What we do not know yet
[Speculation]
Whether task_09’s 2/3 result in the second run will hold on a third campaign. Two passing runs across two independent campaigns is more evidence than 1 passing run, but task_09 is a 3-run task. The current evidence (1/3 then 2/3) shows improvement. Whether Nemotron has a reliable impossibility gate or whether 2/3 is the upper bound of sampling variance requires at least one more campaign result.
[Speculation]
Whether a Nemotron variant with stronger instruction-following post-training would close the gap with GPT-OSS 120B on execution-heavy tasks without sacrificing the task_09 strength.
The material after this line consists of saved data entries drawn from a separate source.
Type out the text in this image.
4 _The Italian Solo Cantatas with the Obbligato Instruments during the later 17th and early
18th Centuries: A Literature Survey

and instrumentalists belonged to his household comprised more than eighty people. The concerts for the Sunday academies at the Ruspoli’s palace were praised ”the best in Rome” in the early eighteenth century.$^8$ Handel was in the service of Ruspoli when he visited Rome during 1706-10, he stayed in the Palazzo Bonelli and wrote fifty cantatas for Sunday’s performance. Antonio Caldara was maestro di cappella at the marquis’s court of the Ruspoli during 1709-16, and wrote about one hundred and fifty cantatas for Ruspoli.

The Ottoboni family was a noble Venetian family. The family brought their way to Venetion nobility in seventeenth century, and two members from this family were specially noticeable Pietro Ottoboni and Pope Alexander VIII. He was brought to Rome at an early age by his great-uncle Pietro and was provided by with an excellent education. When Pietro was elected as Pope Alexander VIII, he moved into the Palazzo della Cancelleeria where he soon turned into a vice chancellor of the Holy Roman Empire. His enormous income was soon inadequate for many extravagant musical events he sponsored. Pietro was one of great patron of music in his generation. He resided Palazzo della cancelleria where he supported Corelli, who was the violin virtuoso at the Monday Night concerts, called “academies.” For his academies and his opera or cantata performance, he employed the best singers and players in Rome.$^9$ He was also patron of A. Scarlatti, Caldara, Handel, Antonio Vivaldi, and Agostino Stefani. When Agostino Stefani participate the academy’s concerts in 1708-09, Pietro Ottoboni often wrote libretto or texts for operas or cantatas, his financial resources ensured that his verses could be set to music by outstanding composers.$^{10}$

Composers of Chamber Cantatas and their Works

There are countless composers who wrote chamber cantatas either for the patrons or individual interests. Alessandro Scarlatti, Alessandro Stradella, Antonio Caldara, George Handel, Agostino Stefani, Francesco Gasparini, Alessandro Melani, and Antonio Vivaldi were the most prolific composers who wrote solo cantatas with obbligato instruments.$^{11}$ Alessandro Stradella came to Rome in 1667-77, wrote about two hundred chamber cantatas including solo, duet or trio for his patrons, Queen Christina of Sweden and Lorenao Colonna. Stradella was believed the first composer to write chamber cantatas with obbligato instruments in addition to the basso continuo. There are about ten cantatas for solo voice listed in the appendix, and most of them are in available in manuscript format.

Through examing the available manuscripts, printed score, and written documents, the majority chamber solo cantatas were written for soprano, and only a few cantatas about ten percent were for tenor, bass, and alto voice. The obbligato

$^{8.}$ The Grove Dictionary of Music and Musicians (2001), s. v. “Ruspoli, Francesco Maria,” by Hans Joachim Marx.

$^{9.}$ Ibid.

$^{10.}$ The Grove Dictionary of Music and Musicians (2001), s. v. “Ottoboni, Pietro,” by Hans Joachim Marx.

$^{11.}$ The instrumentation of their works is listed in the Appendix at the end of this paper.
The current model appears to trade executor breadth for analytical depth. A different post-training mix could shift that tradeoff — but that model is not in the dataset.
[Speculation]
The task_01 regression (2/3 to 0/3) is the biggest per-task movement in this campaign. The model went from passing 2 of 3 fix-failing-test runs in run 1 to passing 0 in run 2, at 1.0 average tool calls. Whether this is sampling variance on a task that is at the edge of Nemotron’s capability, or a repeatable shallow-engagement failure, would require a third campaign to separate.